Notons aussi qu’en restant sur ce terrain, et pour montrer que l’on est sincère en revendiquant pour les catholiques la pleine application du droit commun à la liberté politique, il n’est pas interdit d’affirmer, ou même de revendiquer, le droit politique des protestants ou autres hétérodoxes à cette même liberté, dès lors qu’on le fait uniquement pour assurer efficacement aux catholiques l’exercice de leurs droits, et que c’est d’ailleurs le seul moyen de l’obtenir. Il peut être nécessaire d’expliquer sa conduite à ceux qui pourraient, faute d’instruction ou d’attention, en prendre scandale ; mais cette conduite est, en soi, pleinement légitime ».

On a bien lu qu’il s’agissait d’une « tactique » car tout le texte est écrit avec comme arrière-fond, la condamnation des libertés « modernes » et principalement de la liberté de conscience et des cultes⁠[9]. La défense des droits des autres chrétiens ou croyants n’est pas justifiable en elle-même mais uniquement autorisée pour la défense des droits des catholiques.

En fin de compte, cette présentation ne réhabilite-t-elle pas le principe par ailleurs justement condamné selon lequel la fin justifie les moyens ?

Certains essayent néanmoins de sauver la théorie de la thèse et de l’hypothèse en assimilant l’intolérance doctrinale à la thèse et la tolérance politique à l’hypothèse. C’est « une faute contre la logique élémentaire du langage » écrit Dondeyne, car, comme le montrera le cardinal König⁠[10], nous sommes en présence de deux ordres de choses différents : « quand on prétend que la tolérance politique n’est permise que dans certaines circonstances concrètes, on sous-entend que dans d’autres circonstances, l’intolérance politique est recommandée. Que le chrétien rêve d’un monde où tout le monde serait chrétien, c’est son droit, et qu’il travaille de toutes ses forces à la propagation du message évangélique c’est même son devoir, mais il doit le faire, non en recourant à la violence ou à l’oppression sociale, mais par les voies enseignées par le Christ ».

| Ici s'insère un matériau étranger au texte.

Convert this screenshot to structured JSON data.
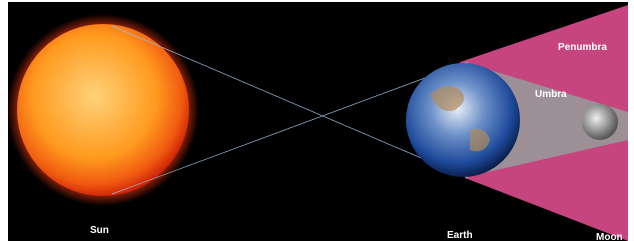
{
  "labels": {
    "sun": "Sun",
    "earth": "Earth",
    "umbra": "Umbra",
    "penumbra": "Penumbra",
    "moon": "Moon"
  }
}
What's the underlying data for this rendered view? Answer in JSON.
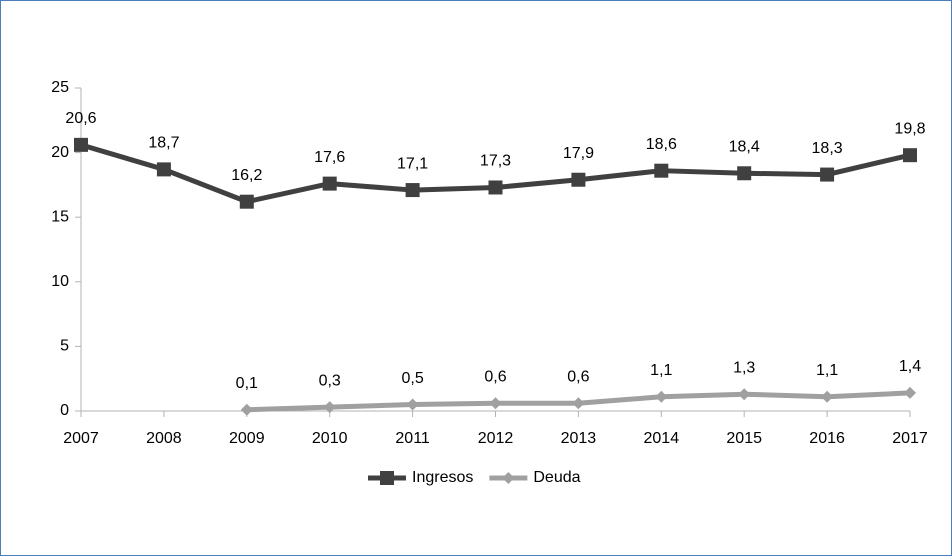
{
  "chart_data": {
    "type": "line",
    "categories": [
      "2007",
      "2008",
      "2009",
      "2010",
      "2011",
      "2012",
      "2013",
      "2014",
      "2015",
      "2016",
      "2017"
    ],
    "series": [
      {
        "name": "Ingresos",
        "color": "#404040",
        "marker": "square",
        "values": [
          20.6,
          18.7,
          16.2,
          17.6,
          17.1,
          17.3,
          17.9,
          18.6,
          18.4,
          18.3,
          19.8
        ],
        "value_labels": [
          "20,6",
          "18,7",
          "16,2",
          "17,6",
          "17,1",
          "17,3",
          "17,9",
          "18,6",
          "18,4",
          "18,3",
          "19,8"
        ]
      },
      {
        "name": "Deuda",
        "color": "#a0a0a0",
        "marker": "diamond",
        "values": [
          null,
          null,
          0.1,
          0.3,
          0.5,
          0.6,
          0.6,
          1.1,
          1.3,
          1.1,
          1.4
        ],
        "value_labels": [
          null,
          null,
          "0,1",
          "0,3",
          "0,5",
          "0,6",
          "0,6",
          "1,1",
          "1,3",
          "1,1",
          "1,4"
        ]
      }
    ],
    "ylim": [
      0,
      25
    ],
    "yticks": [
      0,
      5,
      10,
      15,
      20,
      25
    ],
    "grid": false,
    "legend": "bottom"
  }
}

On ne peut non plus, fait remarquer encore Dondeyne, défendre « la thèse » en expliquant que l’erreur n’a pas de droits.⁠[11] En effet, dit-il, « il ne faut pas jouer sur les mots. Seul l’homme a des droits. L’homme a le droit de chercher la vérité, ce qui implique le pouvoir de se tromper sincèrement ».

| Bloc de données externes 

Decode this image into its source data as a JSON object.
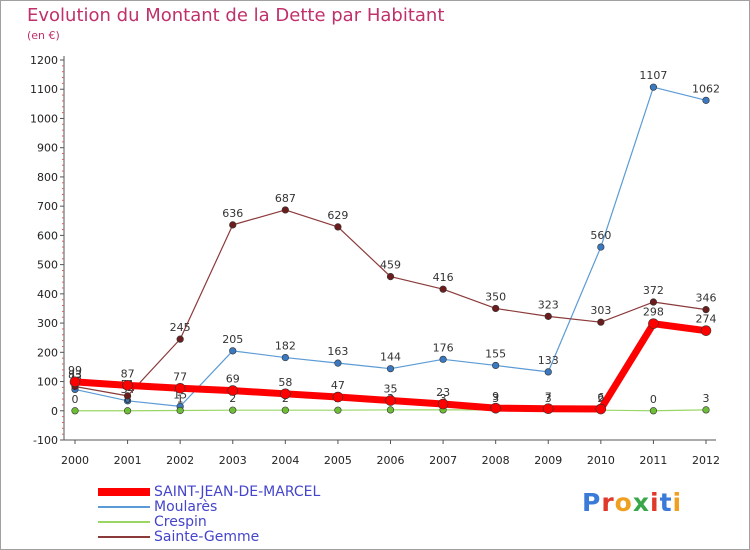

Etant donné toutes les difficultés soulevées⁠[12] par la conception classique de la tolérance, on ne sera pas étonné d’entendre, un an avant la déclaration Dignitatis humanae, Albert Dondeyne souhaiter que la « coexistence tolérante » qu’il définit, lui, comme non pas un pis-aller mais comme une « vertu éthique » qui relève « de la vertu générale de justice », s’objective « dans un statut social et juridique, c’est-à-dire dans l’une ou l’autre forme de droit positif ». Et il conclut sur ce qui est le point de départ de toute la réflexion sociale de l’Église contemporaine : « la tolérance et la liberté de conscience bien comprises possèdent une signification positive incontestable : elles sont, dans le cadre de la société moderne, où l’ingérence de l’État ne cesse de croître, la seule manière d’affirmer avec efficacité que la personne humaine précède et transcende l’État et que l’État est au service de la personne ».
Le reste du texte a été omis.